I think that I will remove my changes from the future 3.9 branch and
only keep them in the master branch, to clarify that 3.9 is now out of
the scope.
...
...
I added this #ifdef to encourage other core developers work on this
project, and let early adopters test this experimental feature to give
us their feedback.
You say this is to let other core developers work on this, but has
anyone actually asked for these changes?
I do want these changes as Eric Snow. And another core dev also asked
me how to contribute to this project.
Most of the past changes cleaned up Python internals. For example,
properly release resources at exit. It fix old issues about
Py_Initialize()/Py_Finalize() called multiple times when Python is
embedded. It's not only about subinterpreters. See for example:
https://bugs.python.org/issue1635741
...
...
Currently, the special build changes:

Per-interpreter GIL
Store the current Python thread state in a TLS
Disable dict, frame, tuple and list free list
Disable type method cache
Disable pymalloc: force usage of libc malloc
Disable the GC in subinterpreters
_xxsubinterpreters.run_string() releases the GIL

These changes are going to have such a large impact on robustness and
performance as to make any comparisons meaningless.

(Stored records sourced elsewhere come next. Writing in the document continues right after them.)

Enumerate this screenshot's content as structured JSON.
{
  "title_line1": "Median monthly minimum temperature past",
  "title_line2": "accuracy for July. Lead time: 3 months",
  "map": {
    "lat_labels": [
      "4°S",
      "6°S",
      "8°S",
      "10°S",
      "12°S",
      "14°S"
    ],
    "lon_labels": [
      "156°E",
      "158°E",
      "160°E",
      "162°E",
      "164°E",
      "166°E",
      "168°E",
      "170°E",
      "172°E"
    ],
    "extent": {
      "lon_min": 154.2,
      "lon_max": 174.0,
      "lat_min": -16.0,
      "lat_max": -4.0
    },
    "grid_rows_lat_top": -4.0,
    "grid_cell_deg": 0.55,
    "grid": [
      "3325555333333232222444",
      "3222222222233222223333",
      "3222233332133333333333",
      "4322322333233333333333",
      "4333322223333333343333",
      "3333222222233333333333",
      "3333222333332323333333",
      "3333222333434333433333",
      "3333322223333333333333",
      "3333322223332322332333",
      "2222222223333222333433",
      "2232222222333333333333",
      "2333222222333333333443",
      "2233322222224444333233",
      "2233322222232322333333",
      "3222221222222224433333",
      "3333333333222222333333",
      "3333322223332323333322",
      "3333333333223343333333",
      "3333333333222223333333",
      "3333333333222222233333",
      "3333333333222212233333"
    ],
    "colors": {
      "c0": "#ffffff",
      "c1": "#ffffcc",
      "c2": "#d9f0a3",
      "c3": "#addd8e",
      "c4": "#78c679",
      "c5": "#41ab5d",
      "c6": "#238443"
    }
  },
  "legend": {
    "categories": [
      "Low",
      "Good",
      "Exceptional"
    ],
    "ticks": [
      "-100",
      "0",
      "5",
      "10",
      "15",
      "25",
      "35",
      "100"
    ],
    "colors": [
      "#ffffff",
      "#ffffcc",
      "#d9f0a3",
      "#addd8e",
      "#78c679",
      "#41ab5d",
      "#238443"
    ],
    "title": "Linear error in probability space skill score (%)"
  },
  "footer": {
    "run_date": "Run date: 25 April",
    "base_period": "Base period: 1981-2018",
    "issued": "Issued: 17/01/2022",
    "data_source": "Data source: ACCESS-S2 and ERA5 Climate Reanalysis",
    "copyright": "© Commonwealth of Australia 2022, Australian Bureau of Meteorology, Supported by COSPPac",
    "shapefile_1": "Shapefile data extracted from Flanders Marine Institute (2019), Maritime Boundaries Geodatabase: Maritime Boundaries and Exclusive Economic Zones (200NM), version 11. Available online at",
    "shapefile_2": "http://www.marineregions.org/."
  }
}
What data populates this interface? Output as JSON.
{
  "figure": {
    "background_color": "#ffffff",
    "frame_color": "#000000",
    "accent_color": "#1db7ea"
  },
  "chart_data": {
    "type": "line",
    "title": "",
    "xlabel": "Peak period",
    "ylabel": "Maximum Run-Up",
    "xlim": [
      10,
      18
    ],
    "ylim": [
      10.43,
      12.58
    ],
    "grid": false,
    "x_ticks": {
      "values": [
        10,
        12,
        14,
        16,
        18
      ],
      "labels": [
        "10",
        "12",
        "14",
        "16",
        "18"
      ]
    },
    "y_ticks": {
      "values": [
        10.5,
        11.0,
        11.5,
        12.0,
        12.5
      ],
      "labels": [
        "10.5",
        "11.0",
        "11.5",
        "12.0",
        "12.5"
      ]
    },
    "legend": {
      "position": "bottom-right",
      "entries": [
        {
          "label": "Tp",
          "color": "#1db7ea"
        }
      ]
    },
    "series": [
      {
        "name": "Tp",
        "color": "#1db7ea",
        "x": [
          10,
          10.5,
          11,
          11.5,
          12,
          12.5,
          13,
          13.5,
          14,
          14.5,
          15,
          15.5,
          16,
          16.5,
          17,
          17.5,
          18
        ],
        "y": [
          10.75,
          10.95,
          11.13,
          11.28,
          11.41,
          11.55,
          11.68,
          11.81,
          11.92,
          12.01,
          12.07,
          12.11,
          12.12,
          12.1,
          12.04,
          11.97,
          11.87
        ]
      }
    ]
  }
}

Oh sure, my benchmark on per-interpreter GIL was run on the same
Python binary where all these caches were disabled.
I'm aware that "regular" Python has all these caches. But I didn't
care of the absolute timing. I only wanted to check if subinterpreters
actually "scales" with the number of CPUs. My PoC benchmark says that
yes, it does. CPU-bound workaround is faster in subinterpreters than
using threads. It also shows that subinterpeters have basically the
same speed than multiprocessing, which is an interesting data point.
As I wrote in my email, they are only temporary changes using #ifdef,
but I plan to fix all these issues (make the code compatible with
subinterpreters).
...
...
Most changes are easy to write, but some other changes are non
trivial. For example, I modified _PyThreadState_GET() and
_PyThreadState_Swap() to use a Thread Local Storage (TLS) to get and
set the current Python thread state.
Does that mean you are going to remove all the PyThreadState *tstate
parameters that have been added lately?
I don't plan to make tstate implicit again soon. I like to see where
Python states are coming from in functions. But it's an open question.
...
Rather than sprinking #ifdefs everywhere, could you continue
consolidating all "global" objects into a single data structure?
Most of my work in 3.9 was to move things from _PyRuntimeState to
PyInterpreterState.
Moving global variables into these structures is the simple solution,
but I am trying to find a way to avoid declaring all structures in
PyInterpreterState.
#include "pycore_interp.h" includes conditional variables which
includes <windows.h> on Windows. It also includes tons of things,
since PyInterpreterState became quite large.
Maybe there is a way to have "per-interpreter" variables, something
similar to thread local storage (TLS). But I'm not sure how the API
would look alike.
Victor
Night gathers, and now my watch begins. It shall not end until my death.